Hatinya tidak mendustakan apa yang telah dilihatnya. Maka apakah kamu (musyrikin Mekah) hendak membantahnya tentang apa yang dilihatnya itu? Dan sungguh, dia (Muhammad) telah melihatnya (dalam rupanya yang asli) pada waktu yang lain, (yaitu) di Sidratul Muntaha, di dekatnya ada surga tempat tinggal, (Muhammad melihat Jibril) ketika Sidratil muntaha diliputi oleh sesuatu yang meliputinya, penglihatannya (Muhammad) tidak menyimpang dari yang dilihatnya itu dan tidak (pula) melampauinya.

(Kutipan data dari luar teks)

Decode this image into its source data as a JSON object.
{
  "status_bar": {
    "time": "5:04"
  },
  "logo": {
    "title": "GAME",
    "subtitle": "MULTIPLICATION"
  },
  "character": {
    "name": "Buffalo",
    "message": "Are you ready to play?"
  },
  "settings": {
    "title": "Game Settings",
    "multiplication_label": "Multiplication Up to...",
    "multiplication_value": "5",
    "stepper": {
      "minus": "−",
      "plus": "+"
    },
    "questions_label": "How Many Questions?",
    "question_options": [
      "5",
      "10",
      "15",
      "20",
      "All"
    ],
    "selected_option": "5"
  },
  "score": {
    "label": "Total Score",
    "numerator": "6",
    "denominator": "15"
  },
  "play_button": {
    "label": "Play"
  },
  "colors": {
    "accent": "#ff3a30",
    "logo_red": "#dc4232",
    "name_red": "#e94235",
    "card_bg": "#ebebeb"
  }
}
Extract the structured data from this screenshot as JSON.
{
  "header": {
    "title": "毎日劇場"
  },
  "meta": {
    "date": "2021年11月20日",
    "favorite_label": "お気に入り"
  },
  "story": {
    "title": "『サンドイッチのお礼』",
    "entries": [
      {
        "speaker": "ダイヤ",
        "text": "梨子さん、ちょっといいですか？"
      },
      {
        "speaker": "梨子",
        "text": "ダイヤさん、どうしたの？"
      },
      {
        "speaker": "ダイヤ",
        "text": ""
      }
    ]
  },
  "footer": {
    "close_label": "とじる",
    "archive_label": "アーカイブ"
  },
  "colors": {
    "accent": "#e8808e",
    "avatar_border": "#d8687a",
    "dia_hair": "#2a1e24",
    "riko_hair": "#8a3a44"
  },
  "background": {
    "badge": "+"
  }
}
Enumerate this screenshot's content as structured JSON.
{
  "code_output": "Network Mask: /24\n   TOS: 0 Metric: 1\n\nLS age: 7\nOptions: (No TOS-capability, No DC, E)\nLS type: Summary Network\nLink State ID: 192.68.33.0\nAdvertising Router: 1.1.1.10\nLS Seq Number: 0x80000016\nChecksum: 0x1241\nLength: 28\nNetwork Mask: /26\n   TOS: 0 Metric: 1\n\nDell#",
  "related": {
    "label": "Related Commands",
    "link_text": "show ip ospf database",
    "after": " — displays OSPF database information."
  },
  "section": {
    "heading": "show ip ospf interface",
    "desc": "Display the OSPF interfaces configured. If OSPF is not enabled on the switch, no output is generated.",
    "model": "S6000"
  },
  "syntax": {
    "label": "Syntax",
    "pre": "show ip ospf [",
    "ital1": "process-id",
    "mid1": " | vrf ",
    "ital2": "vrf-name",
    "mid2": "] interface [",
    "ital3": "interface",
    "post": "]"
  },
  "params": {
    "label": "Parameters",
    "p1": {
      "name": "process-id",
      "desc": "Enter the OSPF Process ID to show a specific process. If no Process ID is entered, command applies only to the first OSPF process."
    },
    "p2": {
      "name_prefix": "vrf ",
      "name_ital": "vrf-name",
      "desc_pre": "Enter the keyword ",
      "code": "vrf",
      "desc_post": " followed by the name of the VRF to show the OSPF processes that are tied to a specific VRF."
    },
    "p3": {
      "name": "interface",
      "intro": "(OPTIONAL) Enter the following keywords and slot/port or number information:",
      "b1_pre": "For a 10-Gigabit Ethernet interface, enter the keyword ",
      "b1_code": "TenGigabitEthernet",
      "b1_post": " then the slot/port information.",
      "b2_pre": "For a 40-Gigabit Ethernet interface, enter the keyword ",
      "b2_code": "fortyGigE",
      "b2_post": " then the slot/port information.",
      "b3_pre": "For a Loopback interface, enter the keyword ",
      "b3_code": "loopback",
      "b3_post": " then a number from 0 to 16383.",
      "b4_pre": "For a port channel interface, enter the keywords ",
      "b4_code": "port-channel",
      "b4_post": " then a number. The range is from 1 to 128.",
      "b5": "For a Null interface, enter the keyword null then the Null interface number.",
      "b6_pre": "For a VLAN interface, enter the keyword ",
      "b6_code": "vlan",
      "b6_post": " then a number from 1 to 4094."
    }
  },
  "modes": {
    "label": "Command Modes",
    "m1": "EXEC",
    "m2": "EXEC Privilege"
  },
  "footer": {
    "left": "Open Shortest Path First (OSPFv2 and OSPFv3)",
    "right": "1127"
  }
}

Di Sidratul Muntaha itulah perjalanan Mi’raj berhenti, dan di sanalah Nabi menunggu wahyu yang diperintahkan Allah kepadanya dan umatnya, yakni perintah shalat. Sebuah kewajiban yang awalnya berjumlah 50 kali sehari, namun pada akhirnya diberi diskon Allah berkali-kali lipat sampai akhirnya tinggal lima kali sehari.
Baca Juga: Meneladani Rasulullah yang Malu Kepada Allah Swt
Walaupun pada hakikatnya ini skenario Allah, namun kita harus berterimakasih kepada upaya Nabi Musa yang telah memberi saran-sarannya kepada Nabi Muhammad sampai kemudian perintah shalat tidak memberatkan kita. Terlebih, kita perlu mengakui bahwa perintah yang hanya lima kali sehari itu sering kita abaikan. Padahal, ini adalah oleh-oleh yang diterima Nabi Muhammad dari Allah. Bukankah seharusnya setiap hadiah selalu membuat kita bahagia dan sumringah?
Memang terdapat perbedaan penafsiran menyangkut bagaimana cara Nabi Isra Miraj. Apakah tubuh dan nyawakah? Atau roh saja yang menyerupai pengalaman mimpi, akan tetapi bukan mimpi biasa? Akan tetapi, tidak terdapat perbedaan pendapat di kalangan ulama’ tentang perintah shalat yang diwajibkan semenjak peristiwa itu terjadi.
Bagi kita, sebagai orang awam, akan sangat kurang etis bila masih mempertanyakan bagaimana Nabi melakukan Isra Miraj tetapi lupa mempertanyakan pada diri sendiri sudah sejauh mana kualitas shalat kita? Lebih jauh, sejauh mana kita mempu me-mirajkan diri saat melaksanakan shalat dan mampu mengingat Tuhan?